Galley Gossip: Special requests, two cubes of ice & a man’s pair of pants

Dear Heather,

So the other day I was on a flight from Boston to San Francisco and I thought you might get a kick out of the following conversation that took place between the flight attendant working in first class and the passenger sitting beside me…

FLIGHT ATTENDANT: Miss did you get a chance to look at the menu?

PASSENGER: Unfortunately


FLIGHT ATTENDANT: (Pauses. Smiles) Will you be dining with us tonight?

PASSENGER: I don’t like anything on the menu, I mean clam chowder and steak – gross and gross!

FLIGHT ATTENDANT: I’m sorry, but that is all I have tonight.

PASSENGER: I mean, all of us are from California.
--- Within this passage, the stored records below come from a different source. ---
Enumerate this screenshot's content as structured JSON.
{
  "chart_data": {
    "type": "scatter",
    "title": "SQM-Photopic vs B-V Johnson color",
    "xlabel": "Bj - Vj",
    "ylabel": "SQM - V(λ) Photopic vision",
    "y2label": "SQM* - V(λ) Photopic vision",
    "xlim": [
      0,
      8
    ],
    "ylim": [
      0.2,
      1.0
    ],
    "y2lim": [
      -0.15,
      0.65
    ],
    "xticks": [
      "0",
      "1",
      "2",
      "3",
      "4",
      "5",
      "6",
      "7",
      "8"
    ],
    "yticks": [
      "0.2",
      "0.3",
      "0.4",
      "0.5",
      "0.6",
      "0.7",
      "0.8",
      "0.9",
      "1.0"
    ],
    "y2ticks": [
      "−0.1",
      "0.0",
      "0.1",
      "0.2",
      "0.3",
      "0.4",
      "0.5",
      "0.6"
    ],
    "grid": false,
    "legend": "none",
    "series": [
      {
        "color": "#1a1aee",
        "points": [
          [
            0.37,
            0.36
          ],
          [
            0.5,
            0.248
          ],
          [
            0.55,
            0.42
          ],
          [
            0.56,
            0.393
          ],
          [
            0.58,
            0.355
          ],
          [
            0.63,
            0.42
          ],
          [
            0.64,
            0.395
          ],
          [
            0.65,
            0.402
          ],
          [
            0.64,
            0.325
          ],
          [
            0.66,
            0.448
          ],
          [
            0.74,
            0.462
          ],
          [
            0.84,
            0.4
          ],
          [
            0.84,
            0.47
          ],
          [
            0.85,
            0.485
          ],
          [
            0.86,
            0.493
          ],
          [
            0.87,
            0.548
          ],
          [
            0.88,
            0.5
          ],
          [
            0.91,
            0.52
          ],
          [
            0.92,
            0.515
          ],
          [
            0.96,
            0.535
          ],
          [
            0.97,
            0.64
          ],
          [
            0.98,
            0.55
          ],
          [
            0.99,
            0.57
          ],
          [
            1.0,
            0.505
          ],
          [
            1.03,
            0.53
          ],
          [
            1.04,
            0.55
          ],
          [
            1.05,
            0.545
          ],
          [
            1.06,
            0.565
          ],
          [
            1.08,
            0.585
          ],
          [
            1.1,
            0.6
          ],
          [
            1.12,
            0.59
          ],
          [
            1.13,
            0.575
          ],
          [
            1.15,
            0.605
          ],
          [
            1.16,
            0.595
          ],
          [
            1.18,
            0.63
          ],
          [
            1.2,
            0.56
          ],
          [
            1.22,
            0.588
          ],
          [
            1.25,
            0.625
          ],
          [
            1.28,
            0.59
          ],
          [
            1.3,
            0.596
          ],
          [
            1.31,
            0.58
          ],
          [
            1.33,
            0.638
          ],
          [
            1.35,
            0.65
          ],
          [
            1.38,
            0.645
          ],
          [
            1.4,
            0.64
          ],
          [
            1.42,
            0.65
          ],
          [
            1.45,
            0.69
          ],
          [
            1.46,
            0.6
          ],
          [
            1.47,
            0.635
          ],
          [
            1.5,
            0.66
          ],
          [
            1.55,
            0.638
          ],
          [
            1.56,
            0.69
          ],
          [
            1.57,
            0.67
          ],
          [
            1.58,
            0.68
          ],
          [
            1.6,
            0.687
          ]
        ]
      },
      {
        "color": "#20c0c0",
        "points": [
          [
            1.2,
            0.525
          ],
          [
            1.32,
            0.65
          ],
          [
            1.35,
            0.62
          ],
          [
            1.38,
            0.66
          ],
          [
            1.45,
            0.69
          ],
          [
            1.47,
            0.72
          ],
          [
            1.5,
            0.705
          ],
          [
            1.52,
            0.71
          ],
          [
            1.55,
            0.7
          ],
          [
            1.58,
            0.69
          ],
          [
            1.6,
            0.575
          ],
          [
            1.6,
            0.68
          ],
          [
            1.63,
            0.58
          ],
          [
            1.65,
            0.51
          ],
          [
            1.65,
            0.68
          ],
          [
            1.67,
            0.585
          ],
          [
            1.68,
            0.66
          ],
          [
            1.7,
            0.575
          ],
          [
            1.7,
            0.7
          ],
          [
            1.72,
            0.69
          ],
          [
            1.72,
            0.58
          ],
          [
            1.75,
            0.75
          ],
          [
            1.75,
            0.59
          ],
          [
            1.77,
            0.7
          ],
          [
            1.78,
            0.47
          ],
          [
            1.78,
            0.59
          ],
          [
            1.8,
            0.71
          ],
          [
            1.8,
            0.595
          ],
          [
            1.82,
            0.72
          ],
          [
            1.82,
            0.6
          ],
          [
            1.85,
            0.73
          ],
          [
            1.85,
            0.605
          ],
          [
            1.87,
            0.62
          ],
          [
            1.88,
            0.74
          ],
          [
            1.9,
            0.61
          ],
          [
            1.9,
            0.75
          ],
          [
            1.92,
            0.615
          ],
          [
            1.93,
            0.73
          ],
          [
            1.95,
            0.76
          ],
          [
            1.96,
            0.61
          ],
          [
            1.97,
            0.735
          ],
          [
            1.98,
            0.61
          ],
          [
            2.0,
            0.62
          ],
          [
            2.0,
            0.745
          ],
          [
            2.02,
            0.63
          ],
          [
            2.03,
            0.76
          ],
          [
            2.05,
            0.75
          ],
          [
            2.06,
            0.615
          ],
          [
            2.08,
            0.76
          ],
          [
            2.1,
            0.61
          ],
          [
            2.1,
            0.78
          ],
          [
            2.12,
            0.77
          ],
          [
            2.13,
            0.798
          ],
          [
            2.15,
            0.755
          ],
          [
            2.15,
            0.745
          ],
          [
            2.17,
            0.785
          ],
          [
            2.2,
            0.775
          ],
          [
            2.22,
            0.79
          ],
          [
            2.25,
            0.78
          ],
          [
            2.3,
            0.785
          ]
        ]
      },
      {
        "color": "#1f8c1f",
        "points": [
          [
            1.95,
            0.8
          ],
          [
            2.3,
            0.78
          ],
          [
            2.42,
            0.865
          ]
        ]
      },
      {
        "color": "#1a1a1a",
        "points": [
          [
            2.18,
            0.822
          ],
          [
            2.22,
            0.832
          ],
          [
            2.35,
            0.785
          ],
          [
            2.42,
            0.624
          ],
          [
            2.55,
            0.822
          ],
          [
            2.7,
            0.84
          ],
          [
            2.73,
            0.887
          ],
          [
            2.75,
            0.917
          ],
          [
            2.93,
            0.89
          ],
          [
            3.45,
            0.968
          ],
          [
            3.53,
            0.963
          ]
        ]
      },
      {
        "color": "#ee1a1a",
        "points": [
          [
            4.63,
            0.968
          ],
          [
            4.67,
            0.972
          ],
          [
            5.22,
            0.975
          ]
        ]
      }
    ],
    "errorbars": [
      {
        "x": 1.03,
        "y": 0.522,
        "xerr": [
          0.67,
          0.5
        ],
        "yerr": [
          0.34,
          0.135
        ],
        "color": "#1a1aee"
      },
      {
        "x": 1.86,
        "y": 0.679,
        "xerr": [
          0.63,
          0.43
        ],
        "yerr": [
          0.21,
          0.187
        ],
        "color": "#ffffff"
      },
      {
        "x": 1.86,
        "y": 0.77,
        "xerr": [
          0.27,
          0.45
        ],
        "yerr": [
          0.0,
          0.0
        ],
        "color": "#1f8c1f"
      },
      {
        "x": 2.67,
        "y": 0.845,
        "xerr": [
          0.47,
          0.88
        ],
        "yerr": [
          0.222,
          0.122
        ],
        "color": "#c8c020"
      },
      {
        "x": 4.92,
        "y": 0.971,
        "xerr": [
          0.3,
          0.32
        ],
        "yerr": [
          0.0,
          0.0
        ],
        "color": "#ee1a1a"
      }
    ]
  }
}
We don’t like CLAMS or STEAK! I want two portions of salad, the dessert fruit plate as my meal, with still water – not sparkling, and red wine – but not with my nuts, WITH my meal, and NO dessert!

FLIGHT ATTENDANT: (repeats the order) Got it!

PASSENGER: Wait, can I just have almonds? Oh forget it. I’ll pick out what I don’t want.

FLIGHT ATTENDANT: (smiles, glances at me) And what will you be having for dinner tonight, Sir?


ME: I’ll have the chowder, please.

FLIGHT ATTENDANT: (Big sigh, wink) Thank you!…. (walks away)

Just thought I’d share…

Sincerely,

Ron

(A.K.A. Frequent-flyin-two-timin Ron)

Dear Ron,

Boston – San Francisco? Oh no no no, Ron, you must be confused, because your flight sounds a lot like my flight, only I worked the New York – Seattle route last night. I mean that was you, wasn’t it, sitting behind the first class passenger who wanted “just a little bit” of ice with Diet Coke, the passenger who looked absolutely disgusted when I placed a drink on her tray table with – count em – one, two, three, four cubes swimming around inside the glass? This, of course, resulted in a request for a spoon, ya know, so that she could scoop out two cubes and then drop them into the palm of my hand.

Yeah…umm…thank you, Ma’am.

Or was that you sitting across the aisle from the first class passenger who decided to change out of his business suit right as we were about to begin the meal service. Remember, him, Mister sparkling water with lime? The passenger that exited the lav wearing jeans who asked if I could hang his gray trousers in the closet, which I did, and that was fine. But then, right before landing, I stood in the aisle holding a man’s pair of pants and felt…well…kind of strange just standing there in the aisle holding a man’s pair of pants in front of other passengers while waiting, waiting, waiting, for him to put away and stow a computer. I mean I didn’t want to give anyone the wrong idea or anything.

ME: Sir, your pants?

PASSENGER: (takes them and lays them across his lap, no response)
Weird, right? I mean you’d think a person would thank a flight attendant for handing them their own pants in public!

Anyway, more wine for you, Ron! Thanks for being so observant. Here, go ahead, take the bottle. You’re my kind of passenger.